Diagnosis of early dementia was made according to the Diagnostic and Statistical Manual of Mental Disorders (14). Specific types of dementia were diagnosed according to the corresponding validated instruments (22,23). Pathological diagnosis was made on 56 participants of the DemVest cohort, with an accuracy above 80% compared to the clinical criteria (21).

Nutritional status

The Global Leadership Initiative on Malnutrition (GLIM) index was used to determine the nutritional status (24). Following inference rules, body mass index (BMI) and age were used to categorize individuals into 3 possible nutritional status groups: severe malnutrition, moderate malnutrition, or adequate nutritional status. Individuals whose BMI was less than 18.5 and were younger than 70 years and BMI less than 20 and 70 years or more were considered to be severely malnourished. Participants with BMI less than 20 and younger than 70 years of age and BMI less than 22 and older than 70 were considered to have moderate malnutrition. Participants who did not fit into the established categories were considered as not having malnutrition. As a required etiologic criterion, all studied participants had a diagnosis of dementia. For the primary set of analyses, moderate and severe malnutrition were analyzed together in a single group. We analyzed nutritional status at baseline and yearly during the 5 years of follow-up.

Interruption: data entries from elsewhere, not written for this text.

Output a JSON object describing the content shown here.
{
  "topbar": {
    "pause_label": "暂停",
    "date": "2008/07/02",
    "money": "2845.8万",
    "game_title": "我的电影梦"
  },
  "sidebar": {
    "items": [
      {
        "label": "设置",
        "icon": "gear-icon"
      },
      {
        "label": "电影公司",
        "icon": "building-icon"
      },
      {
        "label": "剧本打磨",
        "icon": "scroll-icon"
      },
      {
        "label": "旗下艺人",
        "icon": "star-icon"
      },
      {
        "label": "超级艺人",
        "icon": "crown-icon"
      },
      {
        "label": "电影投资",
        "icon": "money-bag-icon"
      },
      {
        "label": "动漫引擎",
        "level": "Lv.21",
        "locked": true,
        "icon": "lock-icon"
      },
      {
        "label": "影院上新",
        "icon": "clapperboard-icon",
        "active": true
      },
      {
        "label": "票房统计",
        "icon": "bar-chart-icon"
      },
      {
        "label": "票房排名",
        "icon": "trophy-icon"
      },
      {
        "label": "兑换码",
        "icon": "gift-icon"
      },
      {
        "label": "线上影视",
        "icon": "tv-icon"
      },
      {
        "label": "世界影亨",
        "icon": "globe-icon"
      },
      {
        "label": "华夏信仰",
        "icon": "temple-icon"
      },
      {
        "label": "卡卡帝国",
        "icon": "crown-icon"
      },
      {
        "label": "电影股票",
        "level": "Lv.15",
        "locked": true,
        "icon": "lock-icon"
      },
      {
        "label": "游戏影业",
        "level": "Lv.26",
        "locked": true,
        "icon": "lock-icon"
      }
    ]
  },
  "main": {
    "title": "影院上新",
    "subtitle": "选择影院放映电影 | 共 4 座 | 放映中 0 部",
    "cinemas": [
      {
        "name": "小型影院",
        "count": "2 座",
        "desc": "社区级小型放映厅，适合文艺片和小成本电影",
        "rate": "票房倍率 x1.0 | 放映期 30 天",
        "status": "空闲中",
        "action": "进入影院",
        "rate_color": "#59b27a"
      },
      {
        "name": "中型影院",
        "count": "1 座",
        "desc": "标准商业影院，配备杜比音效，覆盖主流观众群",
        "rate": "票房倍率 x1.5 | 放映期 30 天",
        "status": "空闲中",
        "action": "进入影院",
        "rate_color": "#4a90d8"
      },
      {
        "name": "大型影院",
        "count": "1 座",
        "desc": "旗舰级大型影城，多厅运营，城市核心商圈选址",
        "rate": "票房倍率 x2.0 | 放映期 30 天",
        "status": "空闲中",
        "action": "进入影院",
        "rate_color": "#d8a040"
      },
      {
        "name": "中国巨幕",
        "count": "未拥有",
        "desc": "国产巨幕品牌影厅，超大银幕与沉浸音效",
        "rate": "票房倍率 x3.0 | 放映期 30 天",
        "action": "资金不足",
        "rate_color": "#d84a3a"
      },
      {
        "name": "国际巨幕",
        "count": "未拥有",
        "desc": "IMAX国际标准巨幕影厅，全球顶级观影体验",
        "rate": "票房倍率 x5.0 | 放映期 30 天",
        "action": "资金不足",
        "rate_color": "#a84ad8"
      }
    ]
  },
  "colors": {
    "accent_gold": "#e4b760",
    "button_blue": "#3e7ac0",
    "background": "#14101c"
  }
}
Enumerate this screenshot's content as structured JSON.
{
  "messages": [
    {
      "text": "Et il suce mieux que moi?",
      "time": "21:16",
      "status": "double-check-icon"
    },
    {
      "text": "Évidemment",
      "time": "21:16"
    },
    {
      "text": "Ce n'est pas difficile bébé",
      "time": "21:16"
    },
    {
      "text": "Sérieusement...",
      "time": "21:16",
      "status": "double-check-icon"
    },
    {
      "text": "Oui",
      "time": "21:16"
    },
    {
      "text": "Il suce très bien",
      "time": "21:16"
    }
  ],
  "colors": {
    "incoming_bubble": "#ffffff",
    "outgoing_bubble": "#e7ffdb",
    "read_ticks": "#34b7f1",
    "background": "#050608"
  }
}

MRI calculations of iMAT and muscle volume

Because this is a new method, we had to calibrate and determine the tissue thresholds for each machine. Thus, to reduce variability data from the center, only the images from Stavanger were used, and images from other sites due to different scanners and acquisition techniques were excluded. Baseline MRIs were acquired from a 1.5-T Philips Intera scanner using this acquisition protocol for 3D T1-weighted sequence: repetition time/echo time 10.0/4.6 ms, flip angle 30.0°, 2-mm slice thickness with 1-mm spacing between the slices (1-mm slices with no gap), number of excitations 2, matrix 256 × 256, and field of view 26 cm. We conducted a visual quality check procedure, discarding those with movement artifacts and inadequate image quality. A standardized preprocessing method for harmonizing multiple collections of MRIs was applied, which consisted of movement correction and intensity normalization.

Using the thresholds for tissues of interest, the volumes and volume ratios of muscle, iMAT, and subcutaneous fat (SAT) were manually tagged and quantified at the regions of interest using Slice-O-Matic (Montreal, CA) software (Figure 1A) as previously described (25). The volumes of tissues and their signal intensity (eg, in muscle, a possible indicator of intracellular fat infiltration) were quantified.

Confounding variables

Demographic factors included in the analysis were sex and age. Comorbidities were assessed using the Charlson Index and were registered based on participants and informant reports (26). Cognition was evaluated using the MMSE in its validated version in Norwegian (27).

Statistical Analysis

A descriptive analysis was performed by estimating percentages for categorical variables and means and standard deviations for quantitative variables. We also evaluated the differences between groups using Pearson’s chi-squared test for categorical variables and the Kruskal–Wallis test for quantitative variables. The baseline variables considered potential confounders were age, sex, the MMSE score, and the Charlson Index score for comorbidities. The normality distribution assumption for continuous variables was analyzed using the Shapiro–Wilk test.

To analyze the association between baseline nutritional status as an outcome and tongue, left, and right masseter muscle measures as covariates, we conducted a logistic regression adjusting by the cofounders listed above and the type of dementia (AD/DLB) due to the possibility that any diagnosis, especially DLB, could have a more significant influence on the outcome, based on its reported poorer prognosis (28). We performed the same analysis using the longitudinal nutrition status using a logistic mixed model. To determine whether these MRI analyses could predict future malnutrition, we completed the analyses excluding participants without malnutrition at baseline. We fixed the significant probability at .05 to evaluate the covariates’ influence in the models using R version 3.6.0.

Results

Descriptive variables of the sample are given in Table 1. As shown, 27 (41.54%) were men, and 38 (58.46%) were women, and the mean age was 76.27 ± 6.70. There was an inverse relationship between muscle volume and iMAT; when muscle volume decreases, iMAT increases (Figure 1B). The prevalence of malnutrition at baseline was 23.7%.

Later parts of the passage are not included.